From street to elite: StockX, a global online resale platform best known for selling limited-edition sneakers, has launched a new category on its website in a bid to capture the emerging millennial art buyer. The US-based company offers more than 350 different prints from over two dozen artists, including Takashi Murakami, KAWS, Yoshitomo Nara, Shepard Fairey, Hebru Brantley, Matt Gondek, Madsaki and Futura. And it recently announced a multi-year partnership with contemporary New York arti
rtist Daniel Arsham.
The partnership makes StockX the official resale marketplace for Daniel Arsham editions and establishes a Daniel Arsham x StockX Next Gen Scholarship Fund at New York’s historic Cooper Union, a private college renowned for its art and architecture courses.
The move is in keeping with StockX’s mission to democratise pricey products like cult streetwear and collectibles by leveraging the stock market’s bid/ask pricing system.
“Historically, the art world has been synonymous with exclusivity and for the most part, inaccessible to a mass consumer base,” Tom Woodger, vice president of cultural marketing at StockX, told Inside Retail.
“In addition to providing access to the products themselves, we’re introducing unprecedented price transparency and visibility into the art print market. As a result, StockX is helping democratise a world that has long seemed out of reach to the vast majority of individuals, particularly young consumers with a burgeoning interest in the arts.”
The rise of the art-lennial
Customer experience and digital transformation expert Damian Madden refers to the new generation of art buyers as ‘art-lennials’.
“An art-lennial is essentially a next-generation consumer for whom tangible objects like art are seen as a way to reconnect with real-emotions and experiences which can often be lacking in an overly digital world,” Madden told Inside Retail.
In a keynote presentation on ‘The Rise of the Art-Lennial’ he gave at the Retail Leaders Forum in 2019, Madden said young consumers aren’t just looking for art to hang on their walls, they really want to experience it.
For these shoppers, meaning is more important than price, as can be seen on StockX, where art prints range in price from a few hundred to several thousand dollars. The sneaker site is also proof, according to Madden, that retailers don’t need to have a track record in the art world to benefit from the trend.
“I think you will certainly see more retailers selling art online as a way to connect their brands and products with these emotions and provide yet another way for consumers to purchase these objects,” he said.
A booming market
According to research published on Statista, the global online art market was estimated to be worth US$4.82 billion globally in 2019, or just over 7 per cent of the overall art market.
Pre-Covid, that number was forecast to reach US$9.32 billion by 2024, but it could be even higher, thanks to the combination of physical spaces being closed during the pandemic and the cocooning trend, which saw people invest more in decorating their homes.
“As a category, art went up 90 per cent, and a lot of that went to the trusted players,” Edward Hartley, one of the co-founders of Australian online art marketplace, Bluethumb, told Inside Retail.
“In 2020, we grew two-and-a-half times in two months. April and May were a tipping point, and from there we really haven’t looked back.”

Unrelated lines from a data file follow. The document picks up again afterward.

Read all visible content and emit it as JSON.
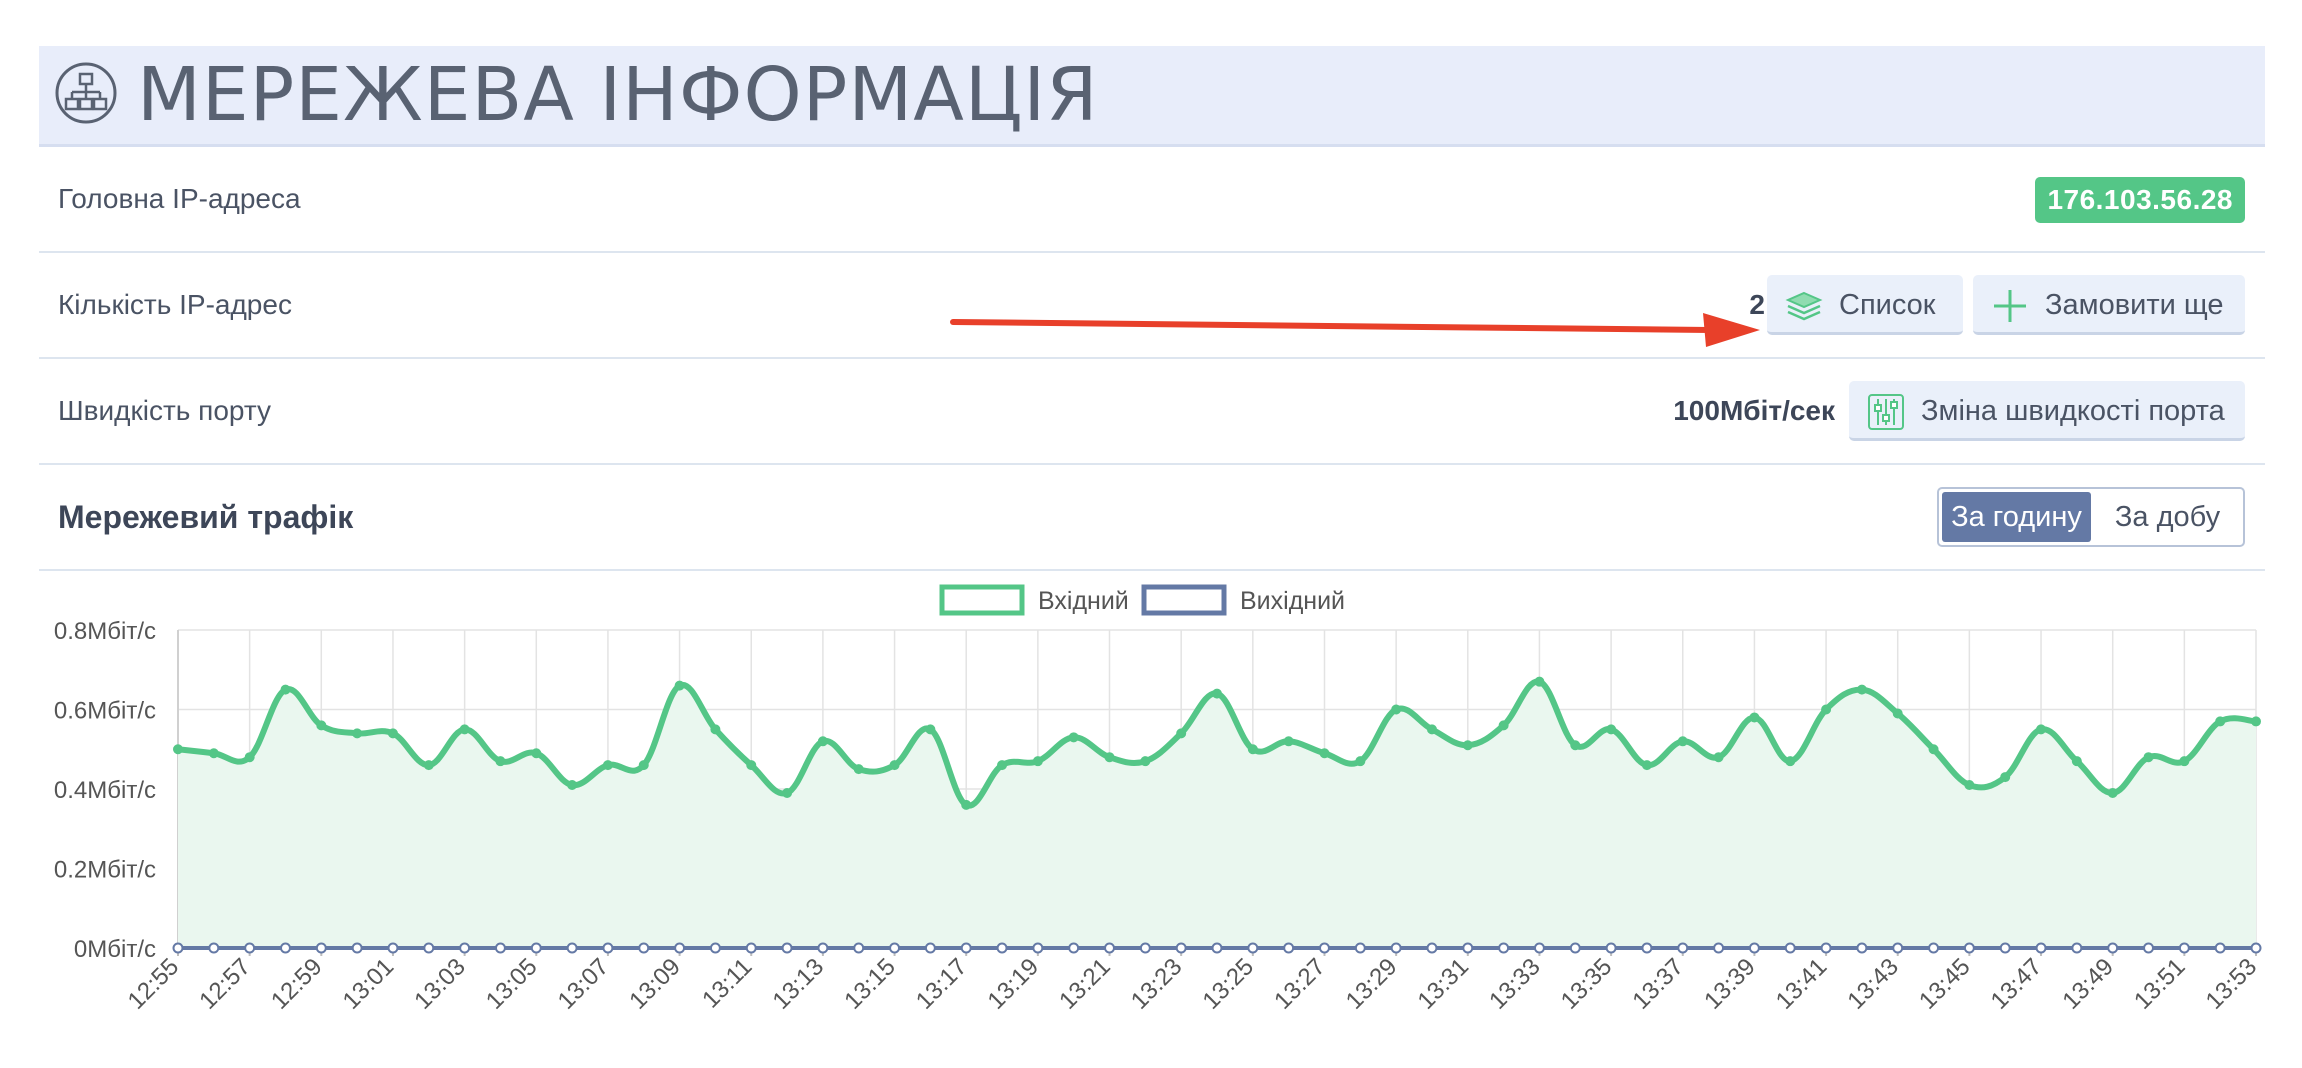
{
  "header": {
    "title": "МЕРЕЖЕВА ІНФОРМАЦІЯ",
    "icon": "network-icon"
  },
  "rows": {
    "main_ip": {
      "label": "Головна IP-адреса",
      "value": "176.103.56.28"
    },
    "ip_count": {
      "label": "Кількість IP-адрес",
      "value": "2",
      "list_button": "Список",
      "order_button": "Замовити ще"
    },
    "port_speed": {
      "label": "Швидкість порту",
      "value": "100Мбіт/сек",
      "change_button": "Зміна швидкості порта"
    }
  },
  "traffic": {
    "title": "Мережевий трафік",
    "toggle": {
      "hour": "За годину",
      "day": "За добу",
      "selected": "hour"
    }
  },
  "colors": {
    "incoming": "#54c687",
    "outgoing": "#6479a5",
    "badge": "#54c687",
    "arrow": "#e8402a",
    "header_bg": "#e8edfa"
  },
  "chart_data": {
    "type": "line",
    "legend": [
      "Вхідний",
      "Вихідний"
    ],
    "y_ticks": [
      "0Мбіт/с",
      "0.2Мбіт/с",
      "0.4Мбіт/с",
      "0.6Мбіт/с",
      "0.8Мбіт/с"
    ],
    "ylim": [
      0,
      0.8
    ],
    "x": [
      "12:55",
      "12:56",
      "12:57",
      "12:58",
      "12:59",
      "13:00",
      "13:01",
      "13:02",
      "13:03",
      "13:04",
      "13:05",
      "13:06",
      "13:07",
      "13:08",
      "13:09",
      "13:10",
      "13:11",
      "13:12",
      "13:13",
      "13:14",
      "13:15",
      "13:16",
      "13:17",
      "13:18",
      "13:19",
      "13:20",
      "13:21",
      "13:22",
      "13:23",
      "13:24",
      "13:25",
      "13:26",
      "13:27",
      "13:28",
      "13:29",
      "13:30",
      "13:31",
      "13:32",
      "13:33",
      "13:34",
      "13:35",
      "13:36",
      "13:37",
      "13:38",
      "13:39",
      "13:40",
      "13:41",
      "13:42",
      "13:43",
      "13:44",
      "13:45",
      "13:46",
      "13:47",
      "13:48",
      "13:49",
      "13:50",
      "13:51",
      "13:52",
      "13:53"
    ],
    "x_tick_labels": [
      "12:55",
      "12:57",
      "12:59",
      "13:01",
      "13:03",
      "13:05",
      "13:07",
      "13:09",
      "13:11",
      "13:13",
      "13:15",
      "13:17",
      "13:19",
      "13:21",
      "13:23",
      "13:25",
      "13:27",
      "13:29",
      "13:31",
      "13:33",
      "13:35",
      "13:37",
      "13:39",
      "13:41",
      "13:43",
      "13:45",
      "13:47",
      "13:49",
      "13:51",
      "13:53"
    ],
    "series": [
      {
        "name": "Вхідний",
        "values": [
          0.5,
          0.49,
          0.48,
          0.65,
          0.56,
          0.54,
          0.54,
          0.46,
          0.55,
          0.47,
          0.49,
          0.41,
          0.46,
          0.46,
          0.66,
          0.55,
          0.46,
          0.39,
          0.52,
          0.45,
          0.46,
          0.55,
          0.36,
          0.46,
          0.47,
          0.53,
          0.48,
          0.47,
          0.54,
          0.64,
          0.5,
          0.52,
          0.49,
          0.47,
          0.6,
          0.55,
          0.51,
          0.56,
          0.67,
          0.51,
          0.55,
          0.46,
          0.52,
          0.48,
          0.58,
          0.47,
          0.6,
          0.65,
          0.59,
          0.5,
          0.41,
          0.43,
          0.55,
          0.47,
          0.39,
          0.48,
          0.47,
          0.57,
          0.57
        ]
      },
      {
        "name": "Вихідний",
        "values": [
          0,
          0,
          0,
          0,
          0,
          0,
          0,
          0,
          0,
          0,
          0,
          0,
          0,
          0,
          0,
          0,
          0,
          0,
          0,
          0,
          0,
          0,
          0,
          0,
          0,
          0,
          0,
          0,
          0,
          0,
          0,
          0,
          0,
          0,
          0,
          0,
          0,
          0,
          0,
          0,
          0,
          0,
          0,
          0,
          0,
          0,
          0,
          0,
          0,
          0,
          0,
          0,
          0,
          0,
          0,
          0,
          0,
          0,
          0
        ]
      }
    ],
    "grid": true
  }
}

Hartley founded Bluethumb with his brother George in 2012 after seeing how many artists struggled to get distribution through galleries and other traditional means to sell their artwork.
“Back then, the concept of buying a painting online was a long way ahead of its time,” he said.
Thanks to an injection of funds in 2015, the brothers were able to invest in technology and marketing to scale their offering. Today, Bluethumb offers artwork from over 11,000 emerging and established Australian artists, including partnerships with 20 Aboriginal Art Centres.
“It’s actually quite a complicated process for someone to find and decide on artwork, so you need to have a lot of options and inventory to suit their needs,” Hartley said.
Bluethumb also offers free shipping and free seven-day returns to reassure those who might still hesitate to drop over $10,000 on a piece of art they haven’t actually seen in real life.
“If you get an artwork and for any reason decide that it’s not for you, you get a full refund. That’s something we did from the very beginning,” he said.
Hartley believes these factors will continue to give Bluethumb a competitive edge as new players enter the booming market.
“To do this at scale, you need to have the artists, the traffic and the buyers, and you need to focus on the technology as well,” he said.